I have been saying for years that for a pull incentive to actually function as an incentive, it must be large enough to motivate investors and large pharma to get back into antibiotic R&D. This will take a $2 (to $4) billion commitment for each priority drug approved regardless of how this goal is achieved. This could be a market entry reward, a transferable patent exclusivity reward (still my favorite), an antibiotic susceptibility bonus, a subscription payment regardless of use, etc.
Years ago, DRIVE-AB, a European effort looking at potential incentives for antibiotic R&D suggested that countries “pilot” various models. In fact, several countries are now doing just that. France has had a DRG carve out for certain hospital antibiotics for years. Germany just introduced such a carve out last year. Has this increased the market for antibiotics in either country? I don’t think so. Sweden is piloting a subscription model – but the money committed is not publicly available. The UK (no longer part of Europe) is also piloting a subscription model committing up to £10 million per year for up to 10 years per product. It is claimed that this will constitute the UK’s fair share of the overall antibiotic market in terms of their commitment to a subscription type pull incentive. Of course – that is only meaningful if many other countries join since the UK accounts for something like 3% of the total market. But what does “pilot” mean exactly. What is the endpoint? How will we judge success or failure? Is success defined by the sponsor somehow in terms of market increase? And how would that be defined? Is success defined by the national authority in terms of value of therapy? What if the country has very few resistant infections like Sweden? How will they define “value?” I admit that, at the time, sitting in the DRIVE-AB conference room in the Netherlands, I did not understand this concept – and I still don’t.
The other issue is that each country picks different antibiotics for its incentive. That just dilutes the market and makes no sense.
In my view, the goal of a pull incentive is to provide a significant return on investment for companies who pursue antibiotic R&D and succeed. This, in turn, will motivate investors to invest in the area. No matter how I look at this problem, it seems like the only way that such a large pull incentive will come to pass is if a region or country takes a leadership position and provides an incentive that will work globally. Once that occurs, we can work to bring other countries on board. But until then, I think we are stuck in incentive purgatory. The Table below shows the 2017 (pre-Brexit, pre-Covid) GDPs of Western countries and Europe including the UK, Sweden and Germany.

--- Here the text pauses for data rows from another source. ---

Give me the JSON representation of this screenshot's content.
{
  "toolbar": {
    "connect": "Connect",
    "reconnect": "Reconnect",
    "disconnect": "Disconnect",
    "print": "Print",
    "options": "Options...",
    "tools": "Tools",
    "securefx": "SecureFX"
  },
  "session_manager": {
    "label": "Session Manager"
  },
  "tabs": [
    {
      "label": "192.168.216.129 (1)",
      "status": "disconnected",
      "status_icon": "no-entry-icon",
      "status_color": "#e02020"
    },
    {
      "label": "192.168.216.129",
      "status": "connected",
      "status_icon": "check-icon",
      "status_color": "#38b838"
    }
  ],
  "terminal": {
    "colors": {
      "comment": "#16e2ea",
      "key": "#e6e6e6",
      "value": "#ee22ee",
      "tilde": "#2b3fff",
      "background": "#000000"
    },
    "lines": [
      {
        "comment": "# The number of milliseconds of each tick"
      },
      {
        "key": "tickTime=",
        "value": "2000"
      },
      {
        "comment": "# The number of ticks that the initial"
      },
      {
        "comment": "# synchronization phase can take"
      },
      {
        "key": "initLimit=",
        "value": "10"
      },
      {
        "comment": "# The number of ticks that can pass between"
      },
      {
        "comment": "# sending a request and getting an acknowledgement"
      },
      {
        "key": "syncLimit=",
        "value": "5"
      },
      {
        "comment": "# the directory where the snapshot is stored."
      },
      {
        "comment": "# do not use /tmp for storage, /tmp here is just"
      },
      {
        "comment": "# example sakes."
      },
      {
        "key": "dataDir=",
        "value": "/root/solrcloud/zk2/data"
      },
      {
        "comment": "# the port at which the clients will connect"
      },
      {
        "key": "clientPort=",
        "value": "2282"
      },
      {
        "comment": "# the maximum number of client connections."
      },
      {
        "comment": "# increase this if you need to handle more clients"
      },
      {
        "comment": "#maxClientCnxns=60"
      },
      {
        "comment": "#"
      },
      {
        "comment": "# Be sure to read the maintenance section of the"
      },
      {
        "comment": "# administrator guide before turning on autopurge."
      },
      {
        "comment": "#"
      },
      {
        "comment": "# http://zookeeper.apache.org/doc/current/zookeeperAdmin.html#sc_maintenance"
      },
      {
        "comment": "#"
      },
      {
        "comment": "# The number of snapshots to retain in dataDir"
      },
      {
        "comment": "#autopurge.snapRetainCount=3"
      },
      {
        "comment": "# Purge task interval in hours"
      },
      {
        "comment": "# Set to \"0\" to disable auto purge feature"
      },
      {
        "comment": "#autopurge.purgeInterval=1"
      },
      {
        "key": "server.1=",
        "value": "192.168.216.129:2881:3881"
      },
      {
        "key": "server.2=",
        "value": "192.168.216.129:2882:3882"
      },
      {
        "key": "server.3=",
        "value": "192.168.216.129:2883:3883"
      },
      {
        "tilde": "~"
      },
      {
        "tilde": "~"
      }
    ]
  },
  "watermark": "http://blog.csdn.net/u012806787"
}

Clearly either Europe as Europe or the US are the best positioned to offer such an incentive just based on the size of their respective economies.
GDP by country
Country/Region 2017 (Trillion USD) USA 19.5 Europe (pre Brexit) 13.0 UK 2.6 Sweden 0.5 Germany 3.7 |
This brings me to a discussion of the possibility that Europe will take on this task. And every time I think about this, I go back to Flora Lewis’ book, Europe, A Tapestry of Nations. And there is no better example of the contemporary issues facing Europe’s ability to bring together its national authorities than their botched approach to providing covid vaccine for their population. This problem has been analyzed in detail by Politico Europe and their analysis should be a wake-up call to all in Europe as to the continuing shortcomings of the alliance. According to the article, Europe was late coming to the table. They even supplanted an alliance of four national authorities who had already begun negotiations for vaccines for their countries to restart negotiations for Europe. This resulted in further delay. Then they negotiated a price well below what the US, Israel and others were paying – which may have dropped them further down the priority list for vaccine suppliers. This is to say nothing of their clear preference for Europe-based vaccine companies like Sanofi that ultimately were unable to provide any supply in time. Then there were delays in approvals based on delayed applications to the European regulatory authority by sponsors (a frequent event since the US is a bigger market). Even though Europe was quicker to approve than the US once having received the submissions, the delay based on delayed submssions was still present. Then there was continued bickering among the diverse national authorities in Europe. Hungary, for example, recently approved and is administering Russia’s Sputnik and China’s Sinopharm vaccines.